Atom Microformat
Posted Jun 29, 2006 in XML 2
XML syndication feeds—whether they be RSS or Atom—are a brilliant idea with an unwieldly implementation. Whether it’s done manually or through one’s own authoring tool, putting the syndicatable content into a separate file for parsing by a feed-reading tool is an overly complicated extra step in the publishing process. Why not have all the necessary data and meta-data embedded in the single definitive source for a document—the HTML page itself?
The problem is that HTML and XHTML as of version 1.1 lack the native elements to describe a syndication feed. XHTML 2.0 should have the elements and attributes to do it easily. But XHTML 2.0 is a long way off yet. Once again, a microformat has stepped into the breach.

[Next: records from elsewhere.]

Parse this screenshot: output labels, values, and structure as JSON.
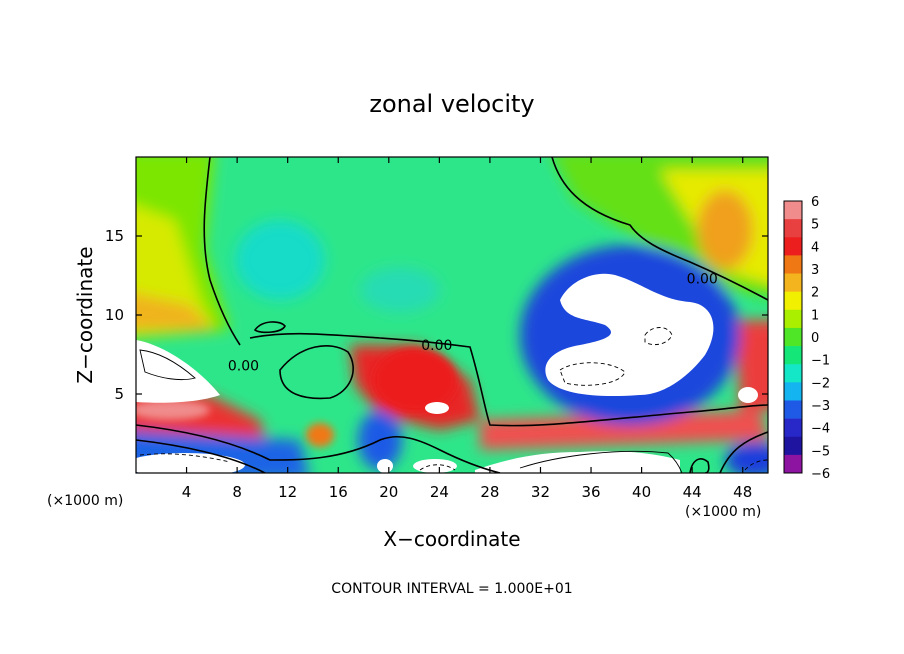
{
  "chart_data": {
    "type": "heatmap",
    "title": "zonal velocity",
    "xlabel": "X−coordinate",
    "ylabel": "Z−coordinate",
    "x_unit_left": "(×1000 m)",
    "x_unit_right": "(×1000 m)",
    "footer": "CONTOUR INTERVAL = 1.000E+01",
    "xlim": [
      0,
      50
    ],
    "ylim": [
      0,
      20
    ],
    "x_ticks": [
      "4",
      "8",
      "12",
      "16",
      "20",
      "24",
      "28",
      "32",
      "36",
      "40",
      "44",
      "48"
    ],
    "x_tick_values": [
      4,
      8,
      12,
      16,
      20,
      24,
      28,
      32,
      36,
      40,
      44,
      48
    ],
    "y_ticks": [
      "5",
      "10",
      "15"
    ],
    "y_tick_values": [
      5,
      10,
      15
    ],
    "contour_labels": [
      {
        "text": "0.00",
        "x": 8.5,
        "y": 6.8
      },
      {
        "text": "0.00",
        "x": 23.8,
        "y": 8.1
      },
      {
        "text": "0.00",
        "x": 44.8,
        "y": 12.3
      }
    ],
    "colorbar": {
      "labels": [
        "6",
        "5",
        "4",
        "3",
        "2",
        "1",
        "0",
        "−1",
        "−2",
        "−3",
        "−4",
        "−5",
        "−6"
      ],
      "colors": [
        "#f08c8c",
        "#e84040",
        "#ec1e1e",
        "#f07814",
        "#f4b41e",
        "#f0f000",
        "#aaee00",
        "#50e628",
        "#14e678",
        "#14e6c8",
        "#14b4f0",
        "#1e5ae6",
        "#2828c8",
        "#1e14a0",
        "#8c14a0"
      ]
    }
  }
}
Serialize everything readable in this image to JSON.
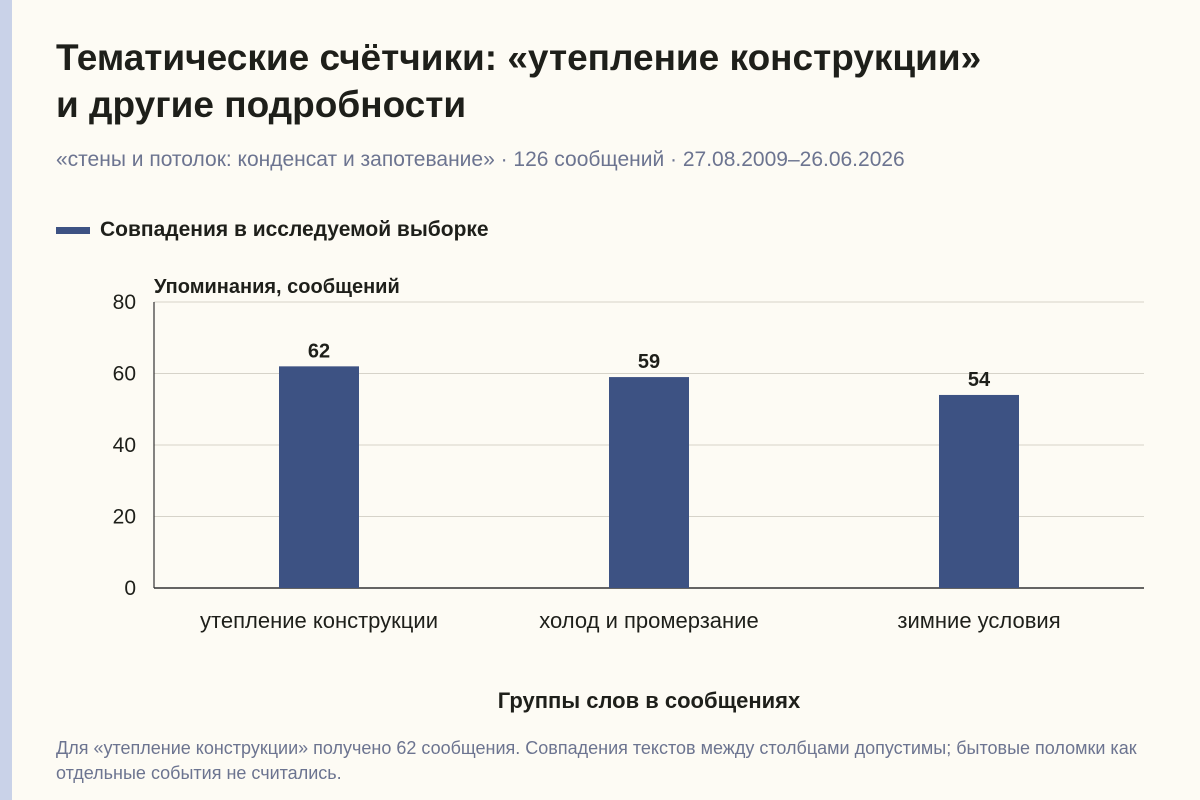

The hAtom microformat embeds Atom metadata into existing, well-worn XHTML constructs. It’s modeled on the ad hoc design patterns used by many existing blogs.
One area where it might have a lot of potential is in the creation of static XHTML pages. Currently, attempting to create a syndication feed for static content is a nightmare of hand-editing and duplication of effort. With hAtom, an author can write and mark-up once, and publish in a format that is semantically rich and very readily transformable.
Update:
I reproduce below the comments that were lost when the database went ka-boom!
Colin Morris wrote:
I have to say I’m not that sure about the microformat for syndication as part of the usefulness of the external-file format is that you don’t have to download all the guff from the page and then parse it. Navigation, titles, etc. are wasted bandwidth for that application. You don’t really need microformats to syndicate a blog page as you can have a computer make best guesses about page structure (assuming you’ve used semantic markup of course, but if you’re going to microformat a page I’d assume you’re also able to semanticise the page). Atom/ RSS as external files have only the data you want/ need to download.
Nick Caldwell wrote:
Hi, Colin! I’ll try and take your points in turn.
part of the usefulness of the external-file format is that you don’t have to download all the guff from the page and then parse it [...]
I’d assume that an hAtom feed reader would simply grab the xhtml structure itself and parse that, ignoring css links and so forth.
Navigation, titles, etc. are wasted bandwidth for that application.
How much wasted bandwith are we talking here, though? A few bytes? Compared to the work that feed readers do to parse and format busted RSS feeds (the majority), it’s surely trivial.
assuming you’ve used semantic markup of course, but if you’re going to microformat a page I’d assume you’re also able to semanticise the page
I think hAtom has the nice effect of enriching the semantics of an already well-marked-up document. And adopting it as a markup format should enhance the semantics of an otherwise poorly marked-up page.
Atom/ RSS as external files have only the data you want/ need to download.
Hmmm… My feeling is that you already have separation of presentation, content/structure, and behaviour with CSS, XHTML, and ECMAScript. Why split off content/structure into two separate content/structure containers?